8.2
Aansluiten algemeen
−
Tref de nodige voorzieningen om ervoor te zorgen dat de elektrische aansluitingen en leidingen niet
beschadigd kunnen worden.
−
De spanning en de frequentie moeten vooraf worden gecontroleerd en overeenkomen met de
gegevens van de motor.
Deze gegevens staan vermeld op het motorplaatje.
−
Het gebruik van de motor zonder beveiligingsschakelaar tegen overbelasting is niet toegestaan.
−
Voorzie de pompunit van een aarding.
−
Controleer of de motoraansluiting in overeenstemming is met de netspanning. Zie het typeplaatje
van de elektromotor.

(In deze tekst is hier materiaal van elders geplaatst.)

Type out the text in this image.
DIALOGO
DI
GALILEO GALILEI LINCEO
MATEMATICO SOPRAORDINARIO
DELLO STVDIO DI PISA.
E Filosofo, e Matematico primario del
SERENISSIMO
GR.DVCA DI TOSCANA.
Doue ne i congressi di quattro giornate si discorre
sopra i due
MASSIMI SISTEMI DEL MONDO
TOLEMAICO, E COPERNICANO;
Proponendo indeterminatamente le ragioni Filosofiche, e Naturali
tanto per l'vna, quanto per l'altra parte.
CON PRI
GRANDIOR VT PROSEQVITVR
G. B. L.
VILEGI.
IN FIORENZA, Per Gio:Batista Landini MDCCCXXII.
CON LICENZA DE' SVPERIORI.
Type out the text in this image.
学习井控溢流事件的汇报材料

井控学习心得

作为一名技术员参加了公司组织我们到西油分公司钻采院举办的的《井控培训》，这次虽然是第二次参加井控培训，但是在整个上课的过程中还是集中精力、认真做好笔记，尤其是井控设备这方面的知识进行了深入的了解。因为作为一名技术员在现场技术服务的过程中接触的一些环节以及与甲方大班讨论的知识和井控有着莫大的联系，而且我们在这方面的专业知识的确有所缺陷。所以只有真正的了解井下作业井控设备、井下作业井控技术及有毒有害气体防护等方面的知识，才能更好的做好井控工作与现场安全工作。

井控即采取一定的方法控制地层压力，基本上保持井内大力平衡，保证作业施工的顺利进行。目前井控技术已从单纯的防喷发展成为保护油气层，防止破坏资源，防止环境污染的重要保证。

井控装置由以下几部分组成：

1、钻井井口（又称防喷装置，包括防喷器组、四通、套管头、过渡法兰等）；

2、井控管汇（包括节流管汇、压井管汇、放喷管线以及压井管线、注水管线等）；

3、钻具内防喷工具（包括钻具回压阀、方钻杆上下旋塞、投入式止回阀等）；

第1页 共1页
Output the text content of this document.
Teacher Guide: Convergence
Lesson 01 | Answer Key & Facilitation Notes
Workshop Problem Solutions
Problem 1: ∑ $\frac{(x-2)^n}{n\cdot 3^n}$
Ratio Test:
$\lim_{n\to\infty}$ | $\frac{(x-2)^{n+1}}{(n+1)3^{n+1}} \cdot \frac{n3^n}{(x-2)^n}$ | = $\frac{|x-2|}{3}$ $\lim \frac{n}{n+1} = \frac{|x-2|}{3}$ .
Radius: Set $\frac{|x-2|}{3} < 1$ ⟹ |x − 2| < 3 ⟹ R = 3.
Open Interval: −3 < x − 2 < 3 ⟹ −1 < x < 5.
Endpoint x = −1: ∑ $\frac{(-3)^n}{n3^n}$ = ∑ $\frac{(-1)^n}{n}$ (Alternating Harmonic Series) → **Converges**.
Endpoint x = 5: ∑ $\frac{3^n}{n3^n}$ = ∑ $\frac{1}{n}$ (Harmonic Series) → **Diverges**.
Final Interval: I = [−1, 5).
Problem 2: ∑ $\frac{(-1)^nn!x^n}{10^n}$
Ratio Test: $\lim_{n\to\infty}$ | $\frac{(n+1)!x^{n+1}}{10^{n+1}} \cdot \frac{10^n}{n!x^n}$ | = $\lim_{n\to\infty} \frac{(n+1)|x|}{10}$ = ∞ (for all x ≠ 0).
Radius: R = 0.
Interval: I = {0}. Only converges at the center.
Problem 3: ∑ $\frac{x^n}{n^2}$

Controleer de aansluitingen in de klemmenkast achter het bedieningspaneel.
−
Controleer de draairichting van de pomp.
8.3
Elektrische aansluiting
Motoren tot 3 kW (4 Hp)
Op het typeplaatje staat 230V/400V vermeld.
Dit betekent dat de spoelspanning van de motor maximaal 230V mag zijn. De 400V staat voor de
gebruikte spanning tussen de fasen. 3x400V is krachtstroom. Dit betekent dat de motor in STER moet
worden aangesloten.
Motoren vanaf 3 kW (4 Hp)
Op het typeplaatje staat 400V/690V vermeld.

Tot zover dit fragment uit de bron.